Marek Hartman

Personal information
- Date of birth: 7 February 1947 (age 78)
- Place of birth: Gdańsk, Poland
- Height: 1.76 m (5 ft 9+1⁄2 in)
- Position(s): Forward

Senior career*
- Years: Team / Apps / (Gls)
- 1965–1969: Lechia Gdańsk / 74 / (24)

= Marek Hartman =

Polish footballer

Marek Hartman (born 7 February 1947) was a Polish footballer who played as a forward, and later a director and university professor.

==Biography==

Born in Gdańsk, Hartman started playing football with local team Lechia Gdańsk, making his debut on 9 May 1965 against Victoria Jaworzno. At the start of his career, Hartman played with Lechia in the II liga, making a total of 34 appearances in Poland's second division. During the 1966–67 league season Lechia suffered relegation to the III liga. Hartman played a further two full seasons before retiring at the start of the 1969–70 season to focus on an academic career, stating that he had lost the motivation to continue playing football. In total for Lechia he made 75 appearances and scored 24 goals in all competitions.

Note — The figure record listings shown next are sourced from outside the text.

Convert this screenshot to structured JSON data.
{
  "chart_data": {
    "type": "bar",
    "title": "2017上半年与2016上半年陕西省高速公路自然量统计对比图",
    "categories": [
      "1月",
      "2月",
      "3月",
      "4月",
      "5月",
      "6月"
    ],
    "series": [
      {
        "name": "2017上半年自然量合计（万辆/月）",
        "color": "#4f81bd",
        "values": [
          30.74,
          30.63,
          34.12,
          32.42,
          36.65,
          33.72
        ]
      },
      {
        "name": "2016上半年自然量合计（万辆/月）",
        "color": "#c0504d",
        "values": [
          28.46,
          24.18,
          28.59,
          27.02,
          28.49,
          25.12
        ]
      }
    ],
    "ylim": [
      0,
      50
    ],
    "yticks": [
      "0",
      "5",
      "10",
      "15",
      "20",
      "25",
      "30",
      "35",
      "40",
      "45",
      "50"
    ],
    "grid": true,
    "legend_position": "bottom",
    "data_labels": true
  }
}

Before retiring from football at the age of 23 Hartman had attained his master's degree. He was given a scholarship in the UK, returning to Poland in 1988, and becoming the director of the Electrotechnical Institute faculty at the Gdańsk University of Technology. In 2006 he became the director of the Technical College of Communications at Gdańsk Tech, holding this role until his formal retirement in 2012.